Salir de mi mente es aprovechar el patio de afuera para entrar en los otros. En mi día a día me muevo mucho, haciendo cosas que parecen inútiles, pero también abrazo a las personas, las miro a los ojos, me fijo en sus manos decoradas con henna y con anillos, las manos callosas y resecas. Comparto la comida, escucho tres, cuatro, cinco idiomas al día, y encuentro belleza en los rostros de la gente desconocida.

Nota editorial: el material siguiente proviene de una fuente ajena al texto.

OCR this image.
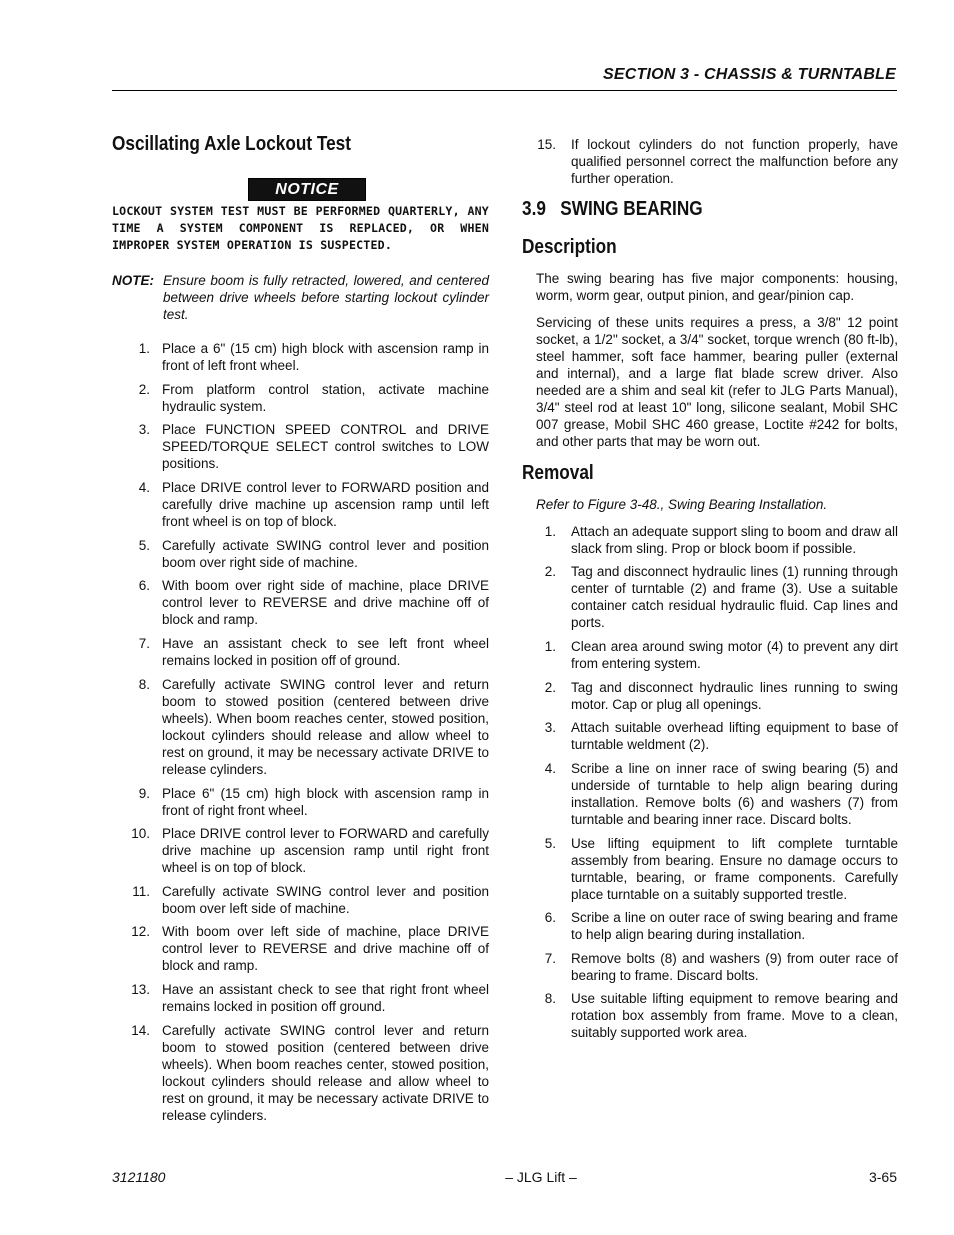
SECTION 3 - CHASSIS & TURNTABLE
Oscillating Axle Lockout Test
NOTICE
LOCKOUT SYSTEM TEST MUST BE PERFORMED QUARTERLY, ANY TIME A SYSTEM COMPONENT IS REPLACED, OR WHEN IMPROPER SYSTEM OPERATION IS SUSPECTED.
NOTE: Ensure boom is fully retracted, lowered, and centered between drive wheels before starting lockout cylinder test.
1. Place a 6" (15 cm) high block with ascension ramp in front of left front wheel.
2. From platform control station, activate machine hydraulic system.
3. Place FUNCTION SPEED CONTROL and DRIVE SPEED/TORQUE SELECT control switches to LOW positions.
4. Place DRIVE control lever to FORWARD position and carefully drive machine up ascension ramp until left front wheel is on top of block.
5. Carefully activate SWING control lever and position boom over right side of machine.
6. With boom over right side of machine, place DRIVE control lever to REVERSE and drive machine off of block and ramp.
7. Have an assistant check to see left front wheel remains locked in position off of ground.
8. Carefully activate SWING control lever and return boom to stowed position (centered between drive wheels). When boom reaches center, stowed position, lockout cylinders should release and allow wheel to rest on ground, it may be necessary activate DRIVE to release cylinders.
9. Place 6" (15 cm) high block with ascension ramp in front of right front wheel.
10. Place DRIVE control lever to FORWARD and carefully drive machine up ascension ramp until right front wheel is on top of block.
11. Carefully activate SWING control lever and position boom over left side of machine.
12. With boom over left side of machine, place DRIVE control lever to REVERSE and drive machine off of block and ramp.
13. Have an assistant check to see that right front wheel remains locked in position off ground.
14. Carefully activate SWING control lever and return boom to stowed position (centered between drive wheels). When boom reaches center, stowed position, lockout cylinders should release and allow wheel to rest on ground, it may be necessary activate DRIVE to release cylinders.
15. If lockout cylinders do not function properly, have qualified personnel correct the malfunction before any further operation.
3.9   SWING BEARING
Description
The swing bearing has five major components: housing, worm, worm gear, output pinion, and gear/pinion cap.
Servicing of these units requires a press, a 3/8" 12 point socket, a 1/2" socket, a 3/4" socket, torque wrench (80 ft-lb), steel hammer, soft face hammer, bearing puller (external and internal), and a large flat blade screw driver. Also needed are a shim and seal kit (refer to JLG Parts Manual), 3/4" steel rod at least 10" long, silicone sealant, Mobil SHC 007 grease, Mobil SHC 460 grease, Loctite #242 for bolts, and other parts that may be worn out.
Removal
Refer to Figure 3-48., Swing Bearing Installation.
1. Attach an adequate support sling to boom and draw all slack from sling. Prop or block boom if possible.
2. Tag and disconnect hydraulic lines (1) running through center of turntable (2) and frame (3). Use a suitable container catch residual hydraulic fluid. Cap lines and ports.
1. Clean area around swing motor (4) to prevent any dirt from entering system.
2. Tag and disconnect hydraulic lines running to swing motor. Cap or plug all openings.
3. Attach suitable overhead lifting equipment to base of turntable weldment (2).
4. Scribe a line on inner race of swing bearing (5) and underside of turntable to help align bearing during installation. Remove bolts (6) and washers (7) from turntable and bearing inner race. Discard bolts.
5. Use lifting equipment to lift complete turntable assembly from bearing. Ensure no damage occurs to turntable, bearing, or frame components. Carefully place turntable on a suitably supported trestle.
6. Scribe a line on outer race of swing bearing and frame to help align bearing during installation.
7. Remove bolts (8) and washers (9) from outer race of bearing to frame. Discard bolts.
8. Use suitable lifting equipment to remove bearing and rotation box assembly from frame. Move to a clean, suitably supported work area.
3121180	– JLG Lift –	3-65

El cliente tiene algo de razón
Un cliente, de India, me habla sobre su negocio de reventa de maletas, aspiradoras y tocadiscos, y de su hijo, que es quien vende en Marketplace (el mercado de las redes sociales) las cosas que él y su esposa consiguen en tiendas de segunda mano. Una mujer canadiense me explica el valor de los adornos que recibimos como donación, muchos de ellos provienen de casas de personas ancianas que están muriendo o a quienes sus hijos están dejando en asilos.

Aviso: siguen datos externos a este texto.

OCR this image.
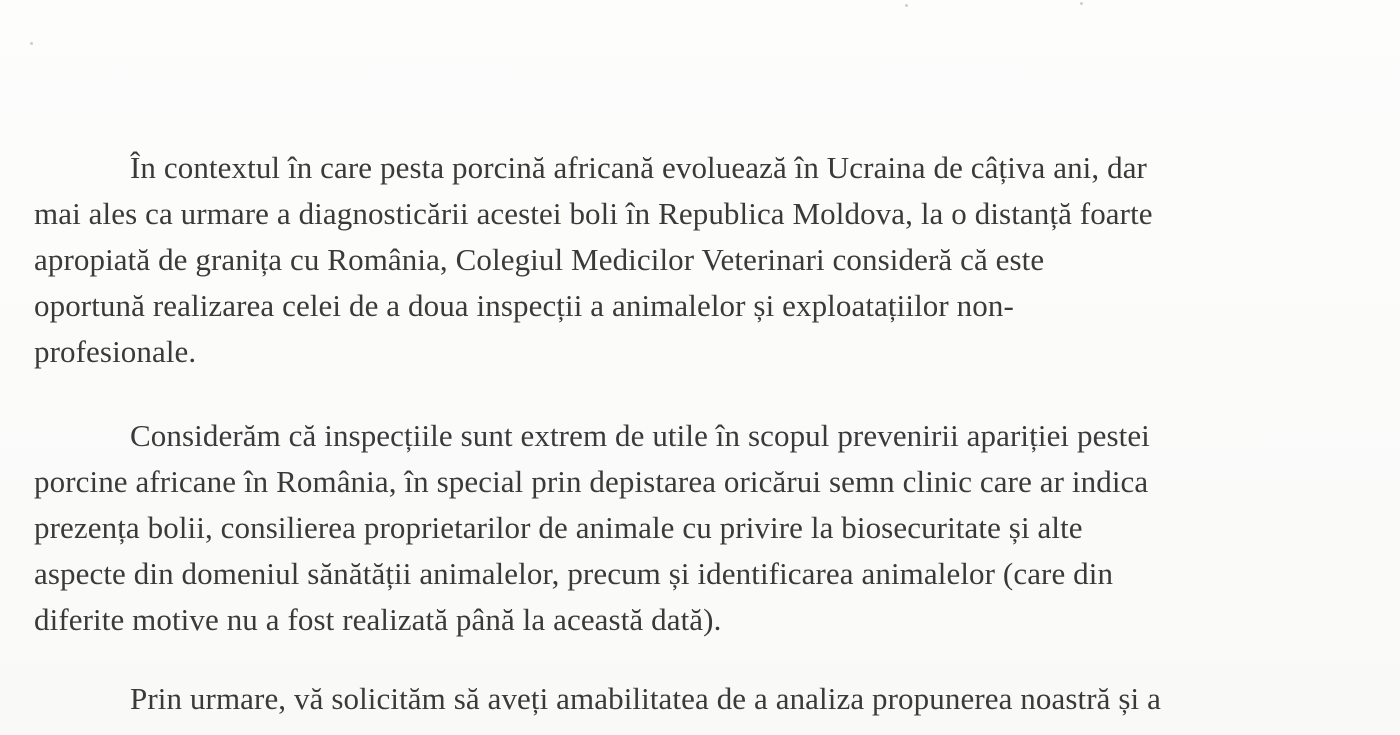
În contextul în care pesta porcină africană evoluează în Ucraina de câțiva ani, dar
mai ales ca urmare a diagnosticării acestei boli în Republica Moldova, la o distanță foarte
apropiată de granița cu România, Colegiul Medicilor Veterinari consideră că este
oportună realizarea celei de a doua inspecții a animalelor și exploatațiilor non-
profesionale.
Considerăm că inspecțiile sunt extrem de utile în scopul prevenirii apariției pestei
porcine africane în România, în special prin depistarea oricărui semn clinic care ar indica
prezența bolii, consilierea proprietarilor de animale cu privire la biosecuritate și alte
aspecte din domeniul sănătății animalelor, precum și identificarea animalelor (care din
diferite motive nu a fost realizată până la această dată).
Prin urmare, vă solicităm să aveți amabilitatea de a analiza propunerea noastră și a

Una abuela me muestra las fotos de sus nietos, a quienes les compra puras chucherías para que hagan manualidades. Una mujer que jamás hacía contacto visual de pronto me cuenta la historia de sus padres, ancianos a quienes cuida con gran dificultad porque ambos padecen demencia y ella se hace cargo sola, con un poco de ayuda de enfermeros que el Estado envía a su casa cada seis horas para cambiarles los pañales.
Escucho. Ofrezco alguna palabra de consuelo.
El día, la semana, los meses avanzan y no todo es siempre tan alentador. También está la gente grosera y sus pésimos modales: esconden las cosas que rompen, desordenan a propósito porque están acostumbrados a que alguien limpie detrás de ellos. Los que presumen de cuánto dinero ganan revendiendo lo que encuentran y compran tan barato; ellos nos miran con aire de superioridad a nosotros, los tontos, que somos al final del día los únicos que no estamos “haciendo plata” con el negocio redondo de las cosas usadas que a los ricos les sobra.
Ramil, un compañero de Filipinas, me dice siempre: “Amiga, why are you always smiling?” (¿Por qué siempre estás sonriendo?) No tengo respuesta.
Como dicen mis lecturas existenciales: mi actitud es lo único sobre lo que tengo control.
Yo soy entonces mi lucha de cada día. Paciencia, actitud positiva, entrega, fe.
Pero tampoco romantizar la vida de obrera con sueldo básico.
Las cosas son así: sí, pagan mal. Sí, es agotador, mucho más de lo que una se pueda imaginar. Sí, el ego sale a defenderse todo el tiempo. No, no alcanza el sueldo ni siquiera para el arriendo. No, no es verdad que porque haces trabajo físico tu mente descansa. No, no es fácil.
Y aquí estoy. Tres días después de haber empezado a escribir este texto. Escrito en las esperas del bus, en mis recesos de quince minutos en el trabajo, en la computadora con las teclas pegajosas (mi hijo Elías no entiende que no puede comer cuando está en mi computadora), en mi cama que es mi colchón Ikea en el suelo, recostada sobre las almohadas heredadas (aún no me puedo comprar la almohada que necesito). Permitiéndome esta pausa para contar y contarme a mí misma un poco la historia de esta vida que estoy viviendo.